Philosophie to go ist kein Leitfaden zur Philosophie, kein Lehrbuch, keine philosophische Sammlung. Es sind Überlegungen, die unseren Kopf auf Trab bringen, ihn auch zwischendurch zum Philosophieren anregen, Möglichkeiten aufzeigen und andere Denkweisen. In große Themenbereiche wie Freundschaft, Gesundheit und Harmonie geteilt, zeigt der Autor dabei wie nebenbei auf, wie weitreichend die Philosophie ist, wie anwendungsreich auch im Alltag. Als kleine Mantras, die täglich zum Überlegen und eben Philosophieren anregen, verstehe ich die Kapitel, von denen es im Vorwort heißt, jedes stehe für sich, jede Seite könne beliebig gelesen werden, ohne das Vorher und Nachher zu kennen.
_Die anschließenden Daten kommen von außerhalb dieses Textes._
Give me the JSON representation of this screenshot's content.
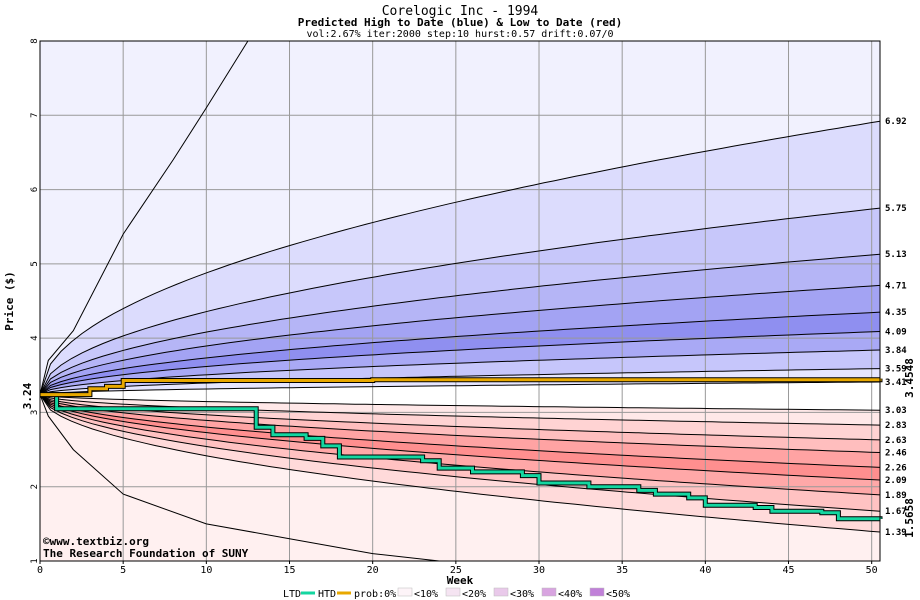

Tatsächlich finde ich besonders Vorwort und Nachwort sehr wichtig und interessant. Um nicht nur zu philosophieren, sondern auch etwa über Philosophie zu lernen. Denn hier gibt der Autor wichtige Informationen, Erklärungen und kommt über den Tellerrand eines Zitates hinaus. Fast möchte ich empfehlen, auch das Nachwort vor den eigentlichen Texten zu lesen. Es ist zwar, wenn man so sagen will, wissenschaftlicher, aber gerade deswegen stimmt es auf die Thematik des Buches ein und bringt auch einem Laien Philosophie als Thema näher, anstatt ihn nur aufzufordern über einige Sätze nachzudenken.

Denn großer Philosoph muss keiner sein, der mit Kitzlers kleinem Buch ein bisschen mehr Philosophie im Leben sucht. Das ist ja das Schöne. Die praktische Philosophie ist eben das: praktisch. Nicht nur dass die Sprüche wie Glückskeksweisheiten nahezu jedem etwas bringen, sie sind wesentlich vielsagender, besitzen in ihrer Kürze oft Tiefe und mit wenigen Worten gelingt es Kitzler dann diese Tiefe auch noch anwendbar zu machen, so dass aus einem Satz ein beliebig langes Selbstgespräch entstehen kann, dass nach Sekunden vorbei ist, oder tagelang dauert.

Ich kann das Buch empfehlen. Gerade in einer etwas stressigen Zeit mit persönlichen Anforderungen und dem typisch herbstlichen „Alle sind krank“, fand ich die Sprüche und die Gedanken, die beim Lesen kamen, entspannend und hilfreich. Das half mir beim Konzentrieren und beim Festhalten an mir selbst. So als kleine Mantras für zwischendurch und erst recht, wenn jemand etwas bewusster und philosophischer Leben will ist das ein guter, alltäglicher Einstieg, der kein großes Vorwissen erwartet und auch nicht mit hochtrabender Philosophie ankommt.